Hey, I need help to use the Gauss law in this problem:
We have A planar slab of charge with a charge density ρv=ρvo*sin(2*pi/(2*a)),for -a<x<a
the thickness of the slab is 2*a.
the horizontal y axis passes through the middle of the stab.
the x axis is vertical
a) Find the electric field vector in the region -a<x<a.
I know I need to use the Gauss law.
But I have some problems to establish the integral.
What surface should I take?
I tried the cylinder as surface of integration.
I got:
FLUX=2(pi)x*L*D_{x}=Q_{enclosed}
Then I am stuck.
The Q_{enclosed} integration give me some problem.
Please can someone help me to establish the Gauss law to solve the problem?
Thank you
For the picture since I could not upload something with microsoft paint I send you an image from a website:
General Physics II (picture at the botom of the page)
For the equation, I just have the gauss law.
My problem is to find the surface enclosed.

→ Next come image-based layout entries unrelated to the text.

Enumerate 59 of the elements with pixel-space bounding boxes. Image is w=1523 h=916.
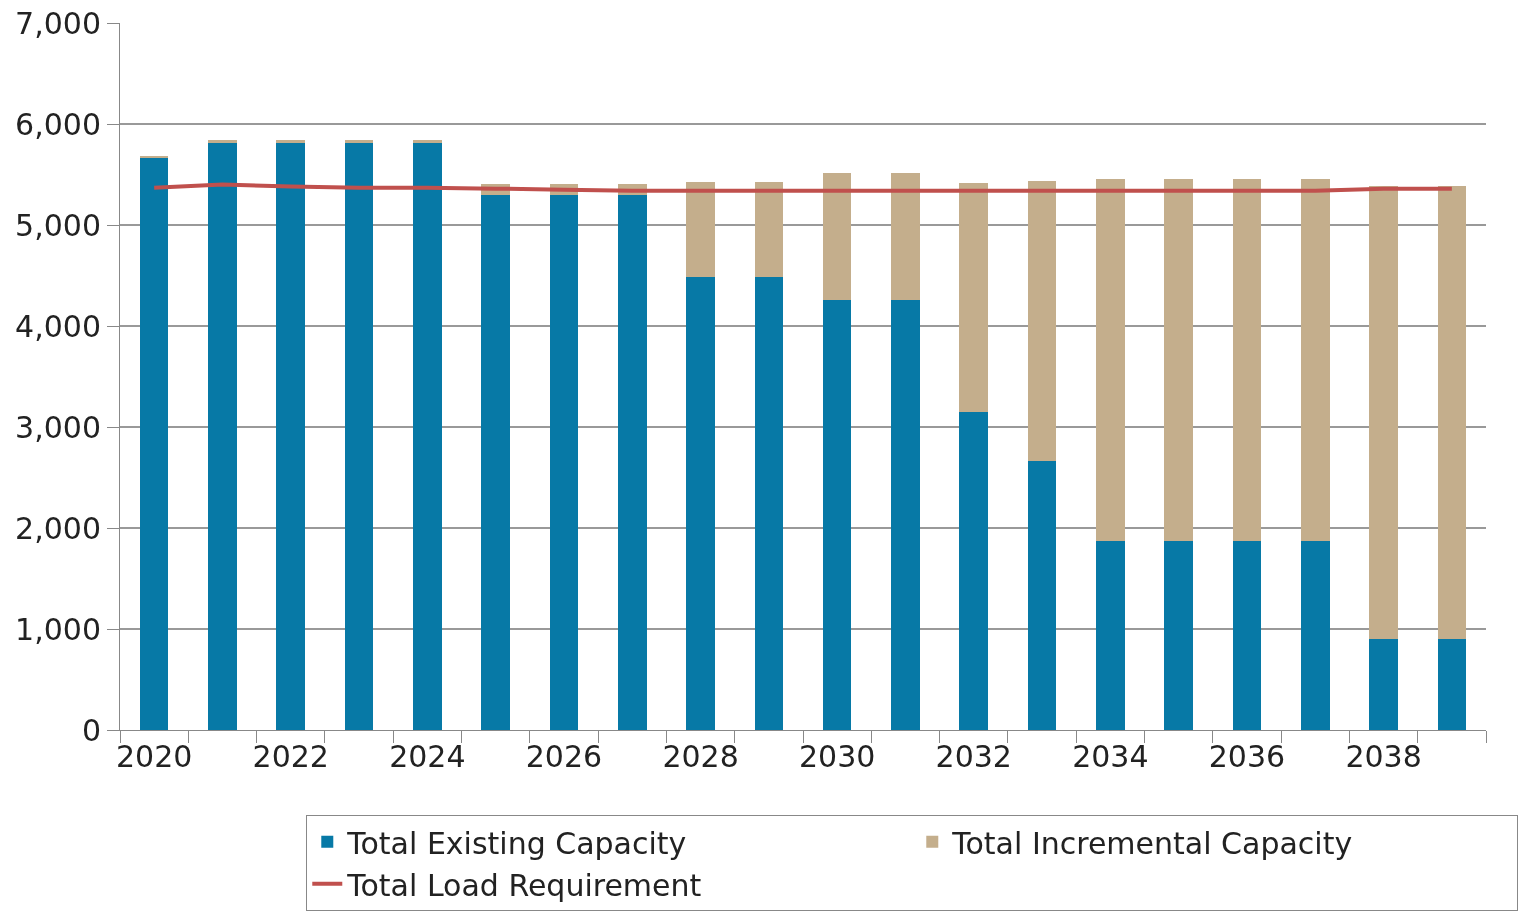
bar xyxy=(1300,178,1330,542)
line-series xyxy=(152,182,1454,193)
x-tick-label: 2030 xyxy=(798,739,876,774)
x-tick-label: 2036 xyxy=(1208,739,1286,774)
y-tick-label: 0 xyxy=(81,712,101,748)
bar xyxy=(344,140,374,144)
bar xyxy=(208,140,237,144)
y-tick-label: 1,000 xyxy=(15,611,101,647)
bar xyxy=(959,182,989,412)
bar xyxy=(617,194,647,730)
bar xyxy=(1232,541,1262,730)
bar xyxy=(276,140,306,144)
bar xyxy=(1164,178,1193,542)
bar xyxy=(276,143,306,730)
bar xyxy=(1369,185,1398,640)
bar xyxy=(481,194,510,730)
x-tick-label: 2038 xyxy=(1345,739,1422,774)
bar xyxy=(413,143,442,730)
x-tick-label: 2032 xyxy=(935,739,1012,774)
bar xyxy=(413,140,442,144)
y-tick-label: 7,000 xyxy=(15,5,101,41)
bar xyxy=(1437,639,1467,730)
bar xyxy=(1300,541,1330,730)
y-tick-label: 4,000 xyxy=(15,308,101,344)
bar xyxy=(959,411,989,730)
legend-label: Total Load Requirement xyxy=(346,867,702,903)
bar xyxy=(686,276,715,730)
bar xyxy=(1096,541,1125,730)
bar xyxy=(549,194,579,730)
y-tick-label: 6,000 xyxy=(15,106,101,142)
x-tick-label: 2024 xyxy=(389,739,466,774)
bar xyxy=(1096,178,1125,542)
bar xyxy=(1232,178,1262,542)
y-tick-label: 5,000 xyxy=(15,207,101,243)
bar xyxy=(1164,541,1193,730)
y-tick-label: 2,000 xyxy=(15,510,101,546)
legend-label: Total Existing Capacity xyxy=(346,825,687,861)
x-tick-label: 2022 xyxy=(252,739,329,774)
bar xyxy=(822,299,852,730)
bar xyxy=(891,173,920,300)
bar xyxy=(208,143,237,730)
bar xyxy=(686,181,715,277)
bar xyxy=(754,276,784,730)
bar xyxy=(1027,180,1057,462)
bar xyxy=(139,156,169,159)
x-tick-label: 2026 xyxy=(525,739,603,774)
y-tick-label: 3,000 xyxy=(15,409,101,445)
legend-label: Total Incremental Capacity xyxy=(951,825,1353,861)
x-tick-label: 2020 xyxy=(115,739,193,774)
bar xyxy=(1027,461,1057,730)
bar xyxy=(344,143,374,730)
x-tick-label: 2034 xyxy=(1072,739,1149,774)
bar xyxy=(822,173,852,300)
bar xyxy=(891,299,920,730)
bar xyxy=(1369,639,1398,730)
bar xyxy=(754,181,784,277)
bar xyxy=(139,158,169,730)
x-tick-label: 2028 xyxy=(662,739,739,774)
bar xyxy=(1437,185,1467,640)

Also the volume to find the total charge.
Thank you
B
Now we're in business. Actually, any Gaussian surface that has an axis of symmetry along the x-axis will do. A cylinder obviously will work, but a rectangular prism will also do. The rectangular prism will likely solve your integration problem for you.
So let's do that. I have a Gaussian surface that is a rectangular prism of dimensions -b to b in the x direction, -c to c in the y direction, and -d to d in the z direction. (Rho is a volume density so we need that third dimension.) So the charge Q in this volume will be the integral over y and z (which have constant components since the charge density only varies in x) giving:
Q = (4cd)*Int(p(x)dx) = (4cd)*Int(p0*sin(pi*x/(2a))dx) <-- Calling "rho" p.
Q = (4cdp0)*Int(sin(pi*x/(2a))dx)
Change the integration variable to y = (pi/(2a))*x ==> dy = (pi/(2a))dx and changing the integration limits from -b to b into -pi*b/(2a) to pi*b/(2a):
Q = (4dcp0)*(2a/pi)*Int(sin(y)dy) = (8adcp0)/(pi)*(-cos(y))
Q = (-8adcp0)/(pi)*(cos([pi*b/(2a)]) - cos([-pi*b/(2a)]))
Q = (-8adcp0)/(pi)*(cos([pi*b/(2a)]) - cos([pi*b/(2a)])) <-- cosine is an even function so cos(-x) = cos(x)
Thus Q = 0.
No matter what Gaussian surface you choose, the enclosed charge will be 0, thus the flux of the Electric field will be 0 N/C. Thus E inside the material will be uniformly 0 N/C.
-Dan
Hey,
I still have a question for my problem.
The planar slab is then surrounded by two planes of charge, one carrying ρso at the top (in the positive direction of x=b)
and the other -ρso at x=-b.
What should be ρso to make the field vector be zero at x=0?
Since for a plane the electric field is E=ρso/(2*epsilon 0), then the value of ρso would be zero!
But something seems odd...
please can someone check my reasonning?
EDIT: I just change some things since I realized I wrote the wrong formula for the electric field for a plane..